Davis is no stranger to the risks facing coffee. His research has found that climate change and deforestation are putting more than half the world’s wild coffee species at risk of extinction.
Kiwuka and Davis teamed up. They would encourage farmers to improve the harvesting and drying of their Liberica crop. Instead of tossing them in with the robusta beans, they would sell the Libericas separately. If they met certain standards, they would get a higher price.
“In a warming world, and in an era beset with supply chain disruption, Liberica coffee could reemerge as a major crop plant,” they wrote in Nature, the scientific journal, in December.

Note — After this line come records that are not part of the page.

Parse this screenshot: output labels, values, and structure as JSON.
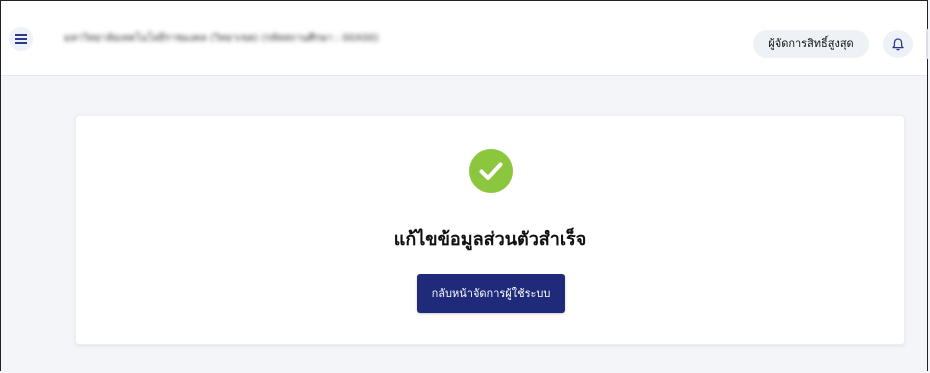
{
  "header": {
    "org_name": "มหาวิทยาลัยเทคโนโลยีราชมงคล (วิทยาเขต) (รหัสสถานศึกษา : 00X00)",
    "role_label": "ผู้จัดการสิทธิ์สูงสุด",
    "menu_icon": "menu-icon",
    "notification_icon": "bell-icon"
  },
  "result": {
    "icon": "check-circle-icon",
    "title": "แก้ไขข้อมูลส่วนตัวสำเร็จ",
    "button_label": "กลับหน้าจัดการผู้ใช้ระบบ"
  },
  "colors": {
    "success": "#8cc63f",
    "primary_button": "#1f2b7a",
    "background": "#f3f5f9"
  }
}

It is already a major crop in the orchards of Deogratius Ocheng.
When the rains are paltry, as they were last year, his 2 acres of robusta suffered. The leaves wilted. The cherries didn’t form properly. The same problems afflicted much of Uganda, where robusta is the dominant species.
Exports are expected to be lower this year, compared with last year, according to the Uganda Coffee Development Authority. Drought and pests are to blame. Had he relied on robusta alone, Ocheng said, “I would have been in extreme poverty.”
Thankfully, he had another 2 acres of Liberica.
How does Liberica excelsa taste when it’s dried, hulled and roasted? Davis called it “smooth” and “easy drinking.” It is heavy in aroma, lower in caffeine than robusta.
“It’s the Beaujolais Nouveau,” he said. “It’s very soft.”